她1957年及《广岛之恋》之后的剧本,比如那些她参与或未参与改编的作品,从《抵挡太平洋的堤坝》到《直布罗陀的水手》,都可归入经典之作的行列,着上了电影工业的痕迹。当她与保尔·瑟邦合作《音乐》的时候,杜拉斯似乎是想进行某种技术上的见习。她总是与知名演员合作,最忠实的有德菲因·塞里格, 迈克尔·朗斯代尔, 让娜·莫罗, 布鲁·欧吉尔 , 德帕迪约以及优秀的电影技师,尤其是总执行师 Sacha Vierny, Pierre Lhomme, Bruno Nuytten。但自从《毁灭,她说》,进而还有一部粗糙乏味的《黄太阳》(1972)之后, 她表达了一种决裂姿态。作为真正的女巫,她离开了寻常语法的牢笼,构造出自己的语言。她找到一种系统,因其贫瘠的制作和快速的拍摄而将她推向实验电影,从而也使她成为了70年代Hyères和Digne电影节的常客。那个年代,戈达尔与里维特或者Straub夫妇也在尝试不同寻常的创作。《恒河女子》的取景范围与《出局》(Out 1)同样神秘,体现其制片过程正如取景一般,有种高贵的匮乏。最疯狂的剧情仅仅依靠一段地平线就可以完成。
拼凑,即是在创造新形式。杜拉斯,以及同一时期的菲利普·加瑞尔,曾说想要把电影带到原始状态,并自认为是开创者。《绿眼睛》中曾提到有声片产生于1930年,但是《广岛之恋》是“第一部演员复述对白的电影”。她是第一个实现一次彻底无声拍摄的人,即《印度之歌》。其中,演员全程听到的是自己声音的录音。她也是第一个把一部电影的完整录音(《印度之歌》)放到其他画面上的(《她威尼斯的名字在荒凉的加尔各答》)。她第一个在一部90分钟长片(《巴克斯泰尔,薇拉·巴克斯泰尔》)中重复同一段音乐,第一个在镜头前读一部假想电影的台词,间或插入几个或许属于这部电影的图像(《卡车》,1977)。如果所有这些创造都依靠于声音和画面的关系,它也解放了场景设置,使之以一种双重分节的方式展开,而通常我们只注意到一重。《她威尼斯的名字……》则是这种双重分节的极端一例:杜拉斯保留了电影的声音而把影像全部替换掉,这种姿态出自一种观赏上的简洁。但这一替换中的细节是极为丰富的。

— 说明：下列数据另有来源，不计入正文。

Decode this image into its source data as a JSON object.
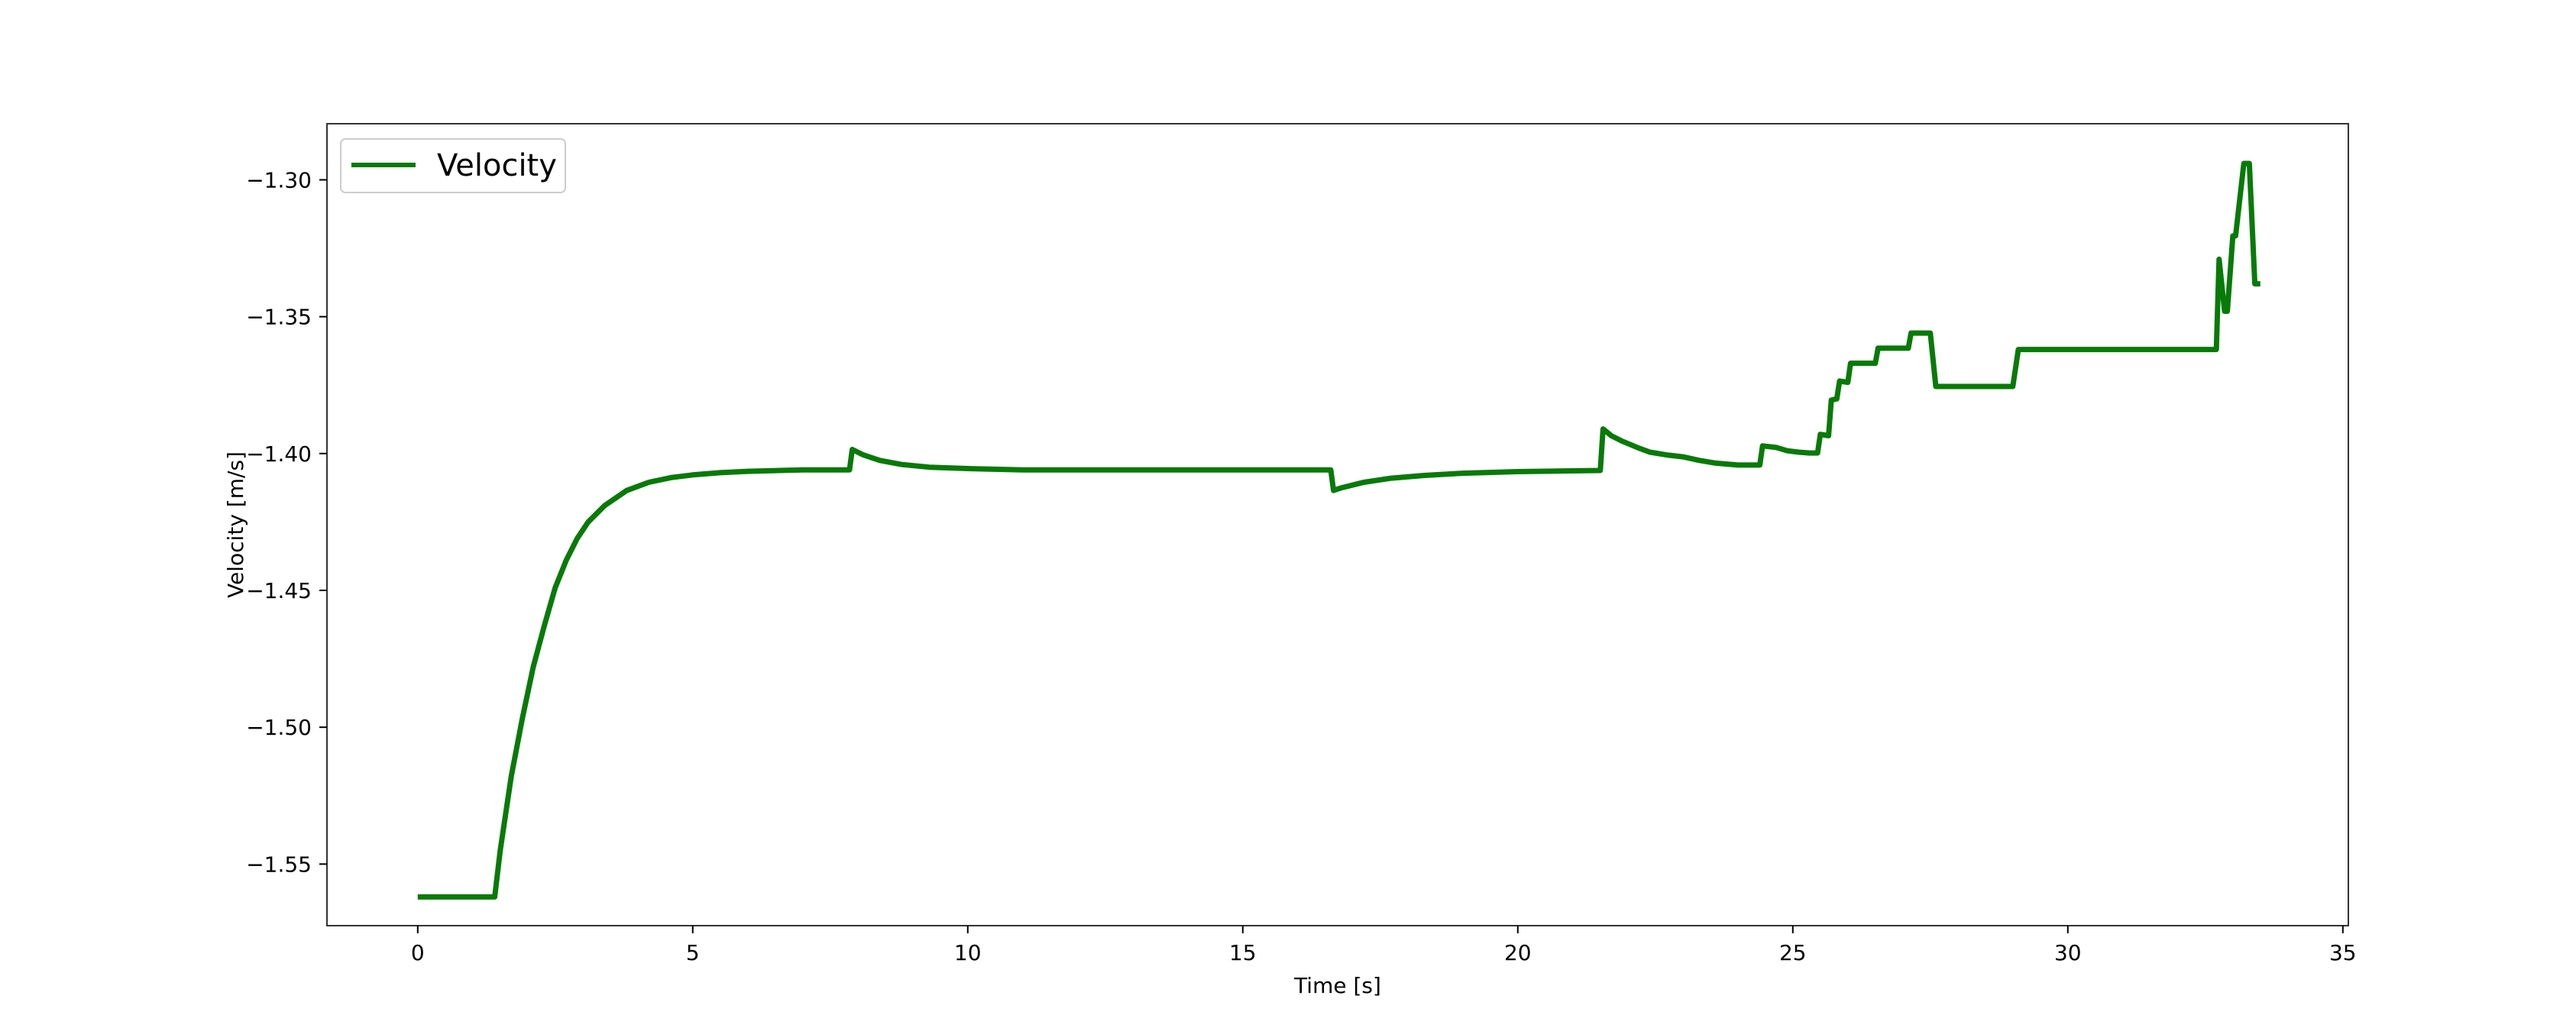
{
  "chart_data": {
    "type": "line",
    "title": "",
    "xlabel": "Time [s]",
    "ylabel": "Velocity [m/s]",
    "xlim": [
      -1.65,
      35.1
    ],
    "ylim": [
      -1.5725,
      -1.2795
    ],
    "xticks": [
      0,
      5,
      10,
      15,
      20,
      25,
      30,
      35
    ],
    "yticks": [
      -1.55,
      -1.5,
      -1.45,
      -1.4,
      -1.35,
      -1.3
    ],
    "grid": false,
    "legend_position": "upper-left",
    "colors": {
      "series": "#087a08",
      "frame": "#333333",
      "background": "#ffffff"
    },
    "series": [
      {
        "name": "Velocity",
        "x": [
          0.0,
          0.5,
          1.0,
          1.4,
          1.5,
          1.7,
          1.9,
          2.1,
          2.3,
          2.5,
          2.7,
          2.9,
          3.1,
          3.4,
          3.8,
          4.2,
          4.6,
          5.0,
          5.5,
          6.0,
          7.0,
          7.85,
          7.9,
          8.1,
          8.4,
          8.8,
          9.3,
          10.0,
          11.0,
          12.0,
          14.0,
          16.6,
          16.65,
          16.8,
          17.2,
          17.7,
          18.3,
          19.0,
          20.0,
          21.5,
          21.55,
          21.7,
          21.9,
          22.2,
          22.4,
          22.7,
          23.0,
          23.3,
          23.6,
          24.0,
          24.4,
          24.45,
          24.7,
          24.9,
          25.1,
          25.3,
          25.45,
          25.5,
          25.65,
          25.7,
          25.8,
          25.85,
          26.0,
          26.05,
          26.5,
          26.55,
          27.1,
          27.15,
          27.5,
          27.6,
          29.0,
          29.1,
          32.7,
          32.75,
          32.85,
          32.9,
          33.0,
          33.05,
          33.2,
          33.3,
          33.4,
          33.5
        ],
        "y": [
          -1.562,
          -1.562,
          -1.562,
          -1.562,
          -1.545,
          -1.518,
          -1.497,
          -1.478,
          -1.463,
          -1.449,
          -1.439,
          -1.431,
          -1.425,
          -1.419,
          -1.4135,
          -1.4105,
          -1.4088,
          -1.4078,
          -1.407,
          -1.4065,
          -1.406,
          -1.406,
          -1.3985,
          -1.4005,
          -1.4025,
          -1.404,
          -1.405,
          -1.4055,
          -1.406,
          -1.406,
          -1.406,
          -1.406,
          -1.4135,
          -1.4125,
          -1.4105,
          -1.409,
          -1.408,
          -1.4072,
          -1.4066,
          -1.4062,
          -1.391,
          -1.3935,
          -1.3955,
          -1.398,
          -1.3995,
          -1.4005,
          -1.4012,
          -1.4025,
          -1.4035,
          -1.4042,
          -1.4042,
          -1.3972,
          -1.3978,
          -1.399,
          -1.3995,
          -1.3998,
          -1.3998,
          -1.393,
          -1.3935,
          -1.3805,
          -1.38,
          -1.3735,
          -1.374,
          -1.367,
          -1.367,
          -1.3615,
          -1.3615,
          -1.356,
          -1.356,
          -1.3755,
          -1.3755,
          -1.362,
          -1.362,
          -1.329,
          -1.348,
          -1.348,
          -1.3205,
          -1.3205,
          -1.294,
          -1.294,
          -1.338,
          -1.338
        ]
      }
    ]
  }
}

电影从形体和情境中解放出来,从而能够从视角、明暗对比、材料肌理等全方面组织起拍摄。杜拉斯在光线方面的魔力在《她威尼斯……》里展露无遗,跨越了不同的空间:洞穴、棱镜——《印度之歌》中的爱情故事就在其中分崩离析。我们期待排片人能够把这两部背景声音完全相同的电影并排同时放映,这样我们就可以看到杜拉斯的光线运用手法如何在《她威尼斯……》里的废墟中,把副领事身上的某些色彩与安-玛丽·斯特雷特(二者都是《印度之歌》中的人物)联系起来,两部电影中某些顺接镜头又是如何恰巧在同一时间进入,凭借抽象地切割画面,将一部电影中的运动延伸至另一部电影的光线下。如此,我们就可以充分领会到,在杜拉斯处,声音上的创造是怎样赋予影像以自由。